Но дом №5 на Исаакиевской площади, в котором помещается теперь Институт театра, музыки и кинематографии, никогда не вызывал во мне этого чувства, хотя я, разумеется, десятки раз видел его, бывая в Ленинграде. Почему? Не знаю. Может быть, потому, что у меня была счастливая молодость и все происходившее в этом доме соединялось в необыкновенности этого счастья, которое в ту пору я не замечал и ничуть не ценил?
Теперь, когда стало ясно, что он связан с неповторимой полосой моей жизни, он отделился от других воспоминаний, встал в стороне. Поездка была особенная — к дому как старому, строгому другу.
Он оказался не таким уж и старым, конца XVIII века. В начале тридцатых годов XIX века он перешел к министру внутренних дел А. А. Закревскому. Его жена, Аграфена Федоровна, — личность, занимающая немалое место в нашей Пушкиниане. Пушкин посвятил ей знаменитый «Портрет», две последние строчки которого: «Как беззаконная комета в кругу расчисленном светил» — вошли в обиход русской речи как поговорка.
В пятидесятых годах в доме помещалось испанское посольство, а в шестидесятых он перешел к семейству Зубовых, потомков известного Платона Александровича Зубова, фаворита Екатерины Второй. Внешний вид здания был значительно изменен, фасад украшен гирляндами и пилястрами. Еще прежде во дворе была построена большая стеклянная галерея. В ней находился впоследствии большой зимний сад, который был виден из аудиторий, выходивших окнами во двор.
В 1912 году в этом доме был открыт первый русский Институт истории искусств. Учредителем его был владелец дома, Валентин Платонович Зубов, Его лекцией открылись курсы, которые в 1916 году получили права высшего учебного заведения.

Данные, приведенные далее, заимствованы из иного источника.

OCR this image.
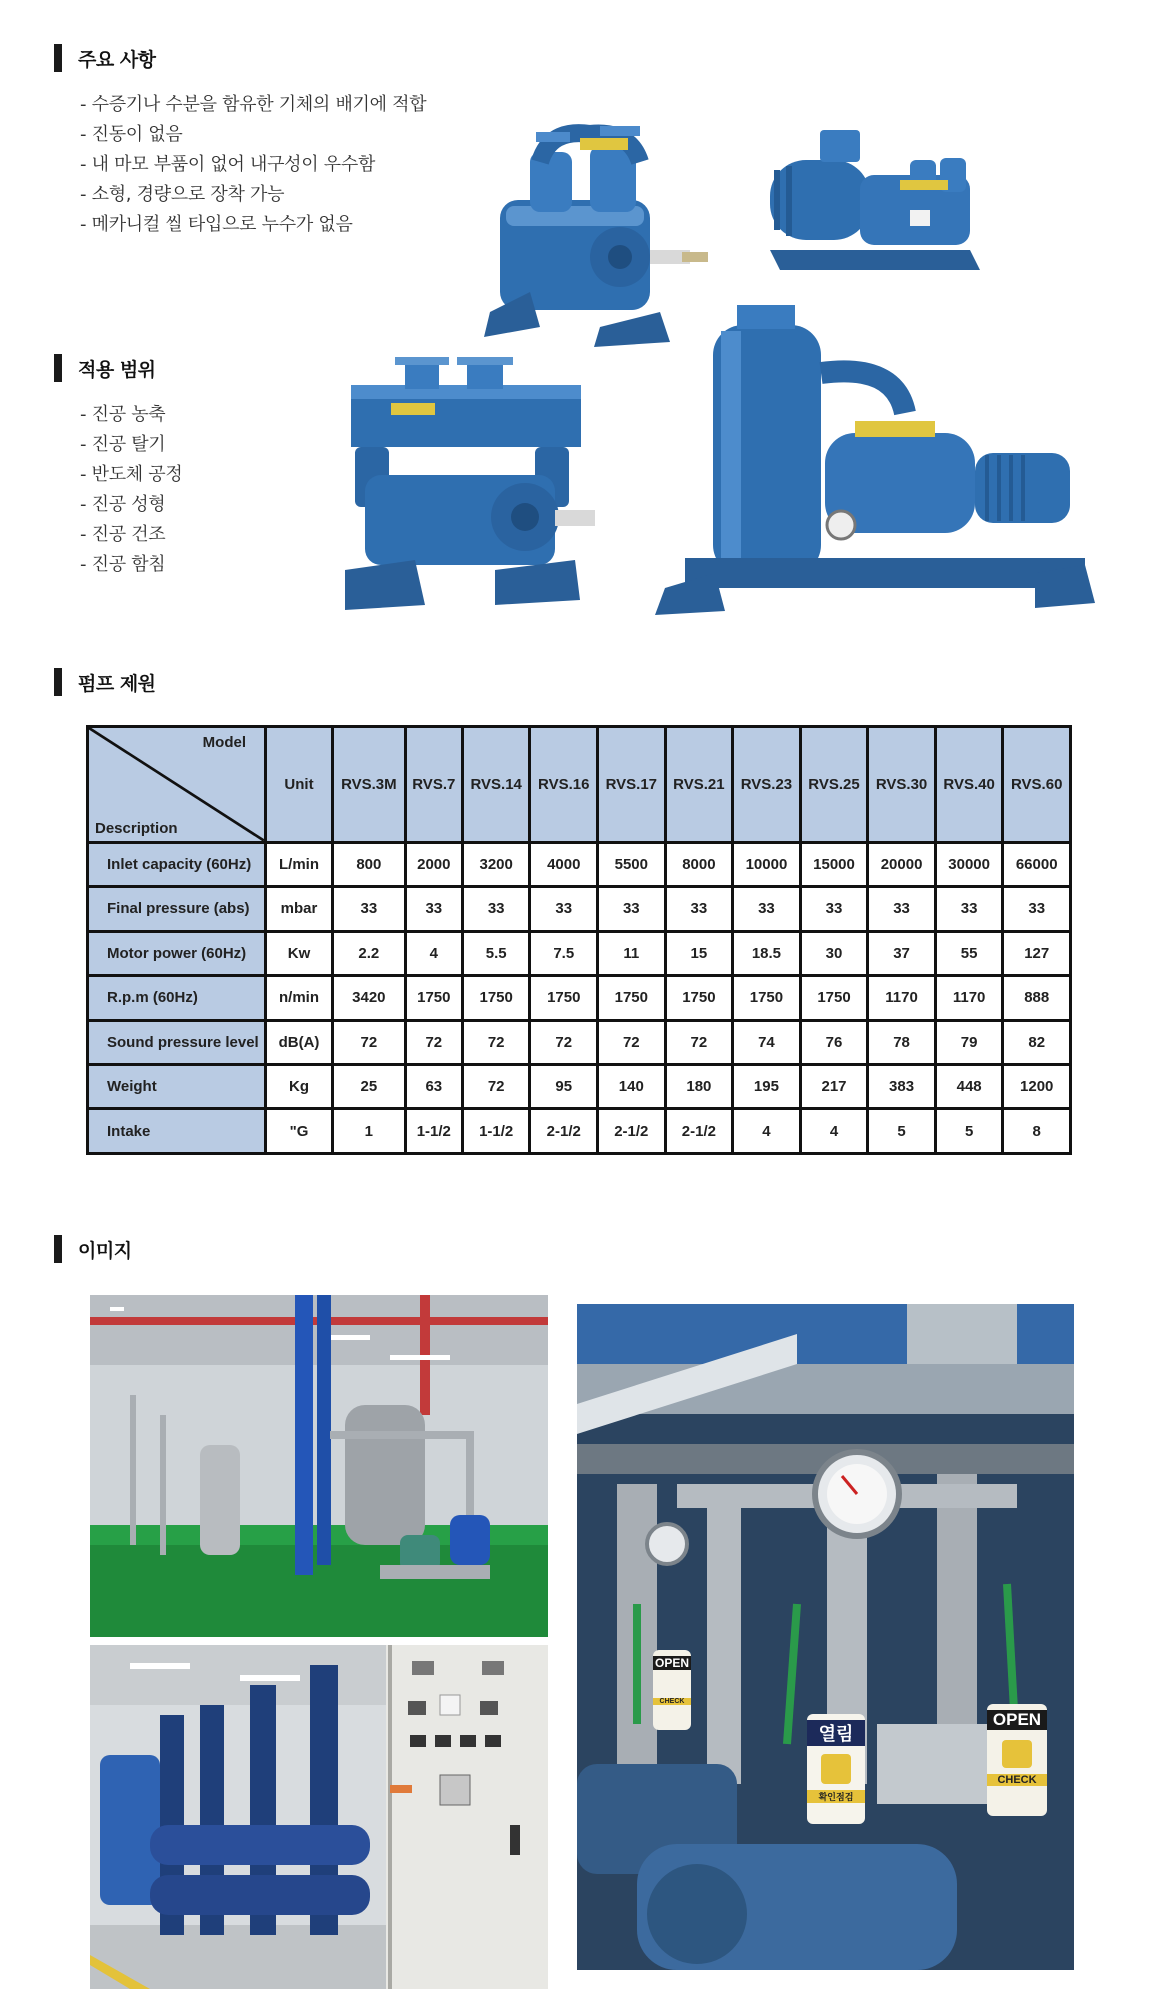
주요 사항
- 수증기나 수분을 함유한 기체의 배기에 적합
- 진동이 없음
- 내 마모 부품이 없어 내구성이 우수함
- 소형, 경량으로 장착 가능
- 메카니컬 씰 타입으로 누수가 없음
적용 범위
- 진공 농축
- 진공 탈기
- 반도체 공정
- 진공 성형
- 진공 건조
- 진공 함침
펌프 제원
Model
Description	Unit	RVS.3M	RVS.7	RVS.14	RVS.16	RVS.17	RVS.21	RVS.23	RVS.25	RVS.30	RVS.40	RVS.60
Inlet capacity (60Hz)	L/min	800	2000	3200	4000	5500	8000	10000	15000	20000	30000	66000
Final pressure (abs)	mbar	33	33	33	33	33	33	33	33	33	33	33
Motor power (60Hz)	Kw	2.2	4	5.5	7.5	11	15	18.5	30	37	55	127
R.p.m (60Hz)	n/min	3420	1750	1750	1750	1750	1750	1750	1750	1170	1170	888
Sound pressure level	dB(A)	72	72	72	72	72	72	74	76	78	79	82
Weight	Kg	25	63	72	95	140	180	195	217	383	448	1200
Intake	"G	1	1-1/2	1-1/2	2-1/2	2-1/2	2-1/2	4	4	5	5	8
이미지
OPEN
CHECK
열림
확인점검
OPEN
CHECK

Мне повезло, дом почти не изменился за сорок пять лет. И ведь оказалось, что не так уж я был непамятлив! Я вспомнил лесенки из одной комнаты в другую, антресоли, перила. Я нашел разбросанный по всему дому гарнитур — кресла с высокими спинками, крытые тогда шелком, а теперь кожей, стулья, бюро красного дерева и другие бюро, с резьбой. Впрочем, резьба, напоминавшая заставки в старонемецких книгах, была и на стульях, и на спинках диванов — цветы, античные головки, амуры.
Я вспомнил великолепный зеленый зал — позднее барокко — с медальонами на пасторальные темы,, с подоконниками, покрытыми малахитом, с венецианскими окнами, с зеркалами во всю стену — зал, в котором выступал в 1928 году огромный, усталый, стриженный наголо Маяковский. Наконец, я нашел аудиторию, в которой собирались мои слушатели, и соседнюю, в которой Н. С. Тихонов вел семинар по поэзии.
Многое я узнал от сотрудников института, с которыми не расставался в дни этого осмотра. Я узнал, например, что канцелярия наших курсов находилась в комнатах семейного зубовского сейфа, отрезанных от других комнат массивной стеной. В этом сейфе мне показали еще и внутренний сейф, в котором за стальной дверью, должно быть, хранились бесценные сокровища самого Платона Зубова, пожалованные ему Екатериной Второй. Впрочем, в этих сейфах и ныне, хранятся сокровища, только совсем другого рода. В старинном шкафу стоит, например, нотная библиотека Елизаветы Петровны.
Пытаясь восстановить хотя бы в общих чертах первоначальную историю создания института, я написал В. П. Зубову (в 1925 году он уехал в Париж). Он ответил мне и прислал свои воспоминания.